Iterative recovery algorithms for compressed sensing of wideband block sparse spectrums

A major task in cognitive radios (CRs) is spectrum sensing. In a wide-band regime, this is a challenging task requiring very high-speed analog-to-digital converters (ADCs), operating at or above the Nyquist rate. Compressed sensing is recognized as an effective technique to significantly reduce the sampling rate in wideband spectrum sensing, taking advantage of the sparsity of the spectrum. The recovery of the spectrum from the samples at sub-Nyquist rates is usually achieved through the so-called ℓ₁-norm minimization. A more effective recovery technique for block sparse signals, called ℓ₂/ℓ₁-norm minimization, can be used as a replacement for ℓ₁-norm minimization to reduce the sampling rate and consequently simplify the implementation of ADCs even further.

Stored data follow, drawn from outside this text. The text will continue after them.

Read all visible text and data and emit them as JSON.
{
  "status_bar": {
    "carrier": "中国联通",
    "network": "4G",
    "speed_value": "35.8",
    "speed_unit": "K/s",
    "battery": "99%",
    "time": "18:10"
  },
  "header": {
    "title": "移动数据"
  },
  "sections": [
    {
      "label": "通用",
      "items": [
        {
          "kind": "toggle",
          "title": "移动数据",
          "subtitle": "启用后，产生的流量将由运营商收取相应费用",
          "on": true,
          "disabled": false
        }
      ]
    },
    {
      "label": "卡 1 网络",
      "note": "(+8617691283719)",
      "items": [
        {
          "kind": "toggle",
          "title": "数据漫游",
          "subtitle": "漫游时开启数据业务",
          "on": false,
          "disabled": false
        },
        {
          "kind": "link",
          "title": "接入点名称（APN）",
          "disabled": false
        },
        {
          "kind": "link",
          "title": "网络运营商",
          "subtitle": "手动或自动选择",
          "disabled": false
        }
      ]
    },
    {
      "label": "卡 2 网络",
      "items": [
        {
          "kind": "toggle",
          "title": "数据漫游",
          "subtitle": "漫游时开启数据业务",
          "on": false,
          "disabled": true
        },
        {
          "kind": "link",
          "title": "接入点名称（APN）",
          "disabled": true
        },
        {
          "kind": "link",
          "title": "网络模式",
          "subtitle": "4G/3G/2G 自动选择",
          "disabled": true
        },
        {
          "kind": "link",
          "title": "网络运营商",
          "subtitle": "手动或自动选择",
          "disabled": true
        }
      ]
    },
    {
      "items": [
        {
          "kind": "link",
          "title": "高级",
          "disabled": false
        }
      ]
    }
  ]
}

In this paper, we propose two iterative ℓ₂/ ℓ₁-norm minimization algorithms for the recovery of block sparse spectrums. Similar to the standard ℓ₂/ℓ₁-norm minimization, the proposed algorithms require the side information about the boundaries of the spectral blocks. We evaluate the performance of the proposed algorithms both in the absence and in the presence of noise, and demonstrate that for both cases, the proposed algorithms significantly outperform the existing ℓ₁-minimization-based and standard ℓ₂/ℓ₁ minimization recovery algorithms. The improvement in performance comes at a small cost in complexity increase.